Марина взлетела на третий этаж и постучала. Минута, другая – всё было тихо.
В панике она забарабанила так, что заглушила звук приближавшихся шагов
и вздрогнула, когда дверь внезапно отворилась.
- Что шумишь. Открыто, входи, – сказал Власта
и, не обращая больше на неё внимания, танцующей траволтовской походкой
пошел прочь. В руке его была телефонная трубка – с кем-то он оживлённо
по-сербски прощался. Оторопев, Марина не сразу за ним последовала, но на
пороге квартиры он оглянулся и поманил свободной рукой.
С первого взгляда в квартире её поразил беспорядок.
Всё здесь было вывернуто наизнанку. Пятнами таращился голый, лишенный простыней
матрац.

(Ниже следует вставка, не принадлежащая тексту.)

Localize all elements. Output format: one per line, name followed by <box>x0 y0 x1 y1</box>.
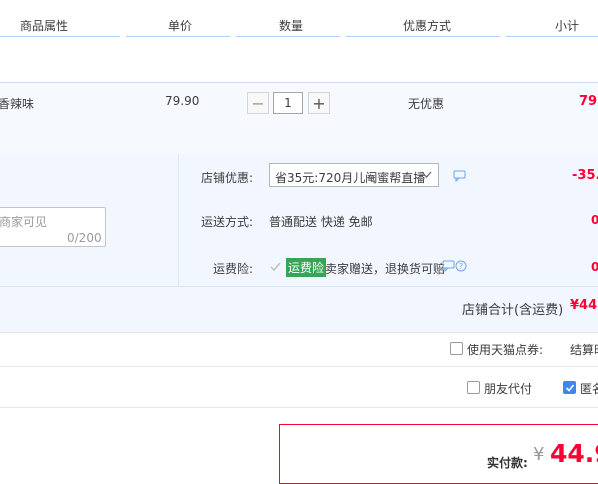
shipping-amount: 0 <box>591 213 598 227</box>
shop-total-value: ¥44 <box>570 298 598 313</box>
decrease-quantity-button[interactable]: − <box>247 92 269 114</box>
divider <box>0 332 598 333</box>
divider <box>0 286 598 287</box>
header-quantity: 数量 <box>279 19 304 33</box>
chevron-down-icon <box>421 171 432 178</box>
header-underline <box>126 36 230 37</box>
divider <box>178 154 179 286</box>
memo-placeholder: 商家可见 <box>0 215 48 229</box>
insurance-amount: 0 <box>591 260 598 274</box>
header-underline <box>506 36 598 37</box>
tmall-points-checkbox[interactable] <box>450 342 463 355</box>
header-subtotal: 小计 <box>555 19 580 33</box>
check-icon <box>565 384 575 392</box>
tmall-points-label: 使用天猫点券: <box>467 343 544 357</box>
item-subtotal: 79. <box>579 94 598 109</box>
check-icon <box>270 262 281 272</box>
payment-amount: 44.9 <box>550 439 598 468</box>
shop-total-label: 店铺合计(含运费) <box>462 303 564 318</box>
buyer-memo-textarea[interactable]: 商家可见 0/200 <box>0 207 106 247</box>
comment-icon[interactable] <box>453 170 466 182</box>
divider <box>0 407 598 408</box>
payment-label: 实付款: <box>487 456 528 470</box>
divider <box>0 366 598 367</box>
insurance-label: 运费险: <box>213 262 254 276</box>
payment-summary-box: 实付款: ¥ 44.9 <box>279 424 598 484</box>
help-icon[interactable]: ? <box>455 260 467 272</box>
header-attributes: 商品属性 <box>20 19 69 33</box>
item-attribute: 香辣味 <box>0 97 35 111</box>
memo-counter: 0/200 <box>67 231 102 245</box>
header-discount: 优惠方式 <box>403 19 452 33</box>
friend-pay-label: 朋友代付 <box>484 382 533 396</box>
shop-coupon-select[interactable]: 省35元:720月儿阉蜜帮直播 <box>269 163 439 187</box>
increase-quantity-button[interactable]: + <box>308 92 330 114</box>
quantity-input[interactable]: 1 <box>273 92 303 114</box>
header-price: 单价 <box>168 19 193 33</box>
header-underline <box>0 36 120 37</box>
insurance-badge: 运费险 <box>286 258 327 277</box>
comment-icon[interactable] <box>442 260 455 272</box>
insurance-description: 卖家赠送，退换货可赔 <box>325 262 446 276</box>
table-header: 商品属性 单价 数量 优惠方式 小计 <box>0 0 598 40</box>
payment-currency: ¥ <box>533 444 545 465</box>
anonymous-checkbox[interactable] <box>563 381 576 394</box>
header-underline <box>236 36 340 37</box>
header-underline <box>346 36 500 37</box>
settle-label: 结算时 <box>570 343 598 357</box>
coupon-selected-value: 省35元:720月儿阉蜜帮直播 <box>275 171 426 185</box>
coupon-label: 店铺优惠: <box>201 171 254 185</box>
svg-text:?: ? <box>459 262 463 271</box>
item-price: 79.90 <box>165 94 200 108</box>
anonymous-label: 匿名 <box>580 382 598 396</box>
item-discount: 无优惠 <box>408 97 445 111</box>
shipping-method: 普通配送 快递 免邮 <box>269 215 373 229</box>
friend-pay-checkbox[interactable] <box>467 381 480 394</box>
coupon-amount: -35. <box>572 168 598 183</box>
shipping-label: 运送方式: <box>201 215 254 229</box>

Всюду стояли раскрытые коробки, на столе растопырился наполовину
собранный чемодан.
- Что это значит, – упавшим голосом спросила
она.
- Не догадываешься?
Власта отложил трубку и теперь сосредоточенно
упаковывал музыкальные диски.
- Уезжаешь?
Не глядя на неё, он кивнул:
- Я не хотел тебе говорить пока всё ещё не
ясно было, а сегодня, позвонила Марша, сказала – есть работа, рано утром
самолёт.
Марина хотела было спросить, почему Власта
не встретил её, но последняя фраза придавила её каменной плитой, и некоторое
время она не могла вымолвить ни слова. Просто стояла и растерянно смотрела,
как деловито снуют его пальцы. Наконец, собравшись с духом, спросила.
- Ну и когда же ты собирался поделиться со
мной этой новостью?
Как о чем-то само собой разумевшемся он ответил:
- Думал позвонить тебе уже из Лос-Анжелеса.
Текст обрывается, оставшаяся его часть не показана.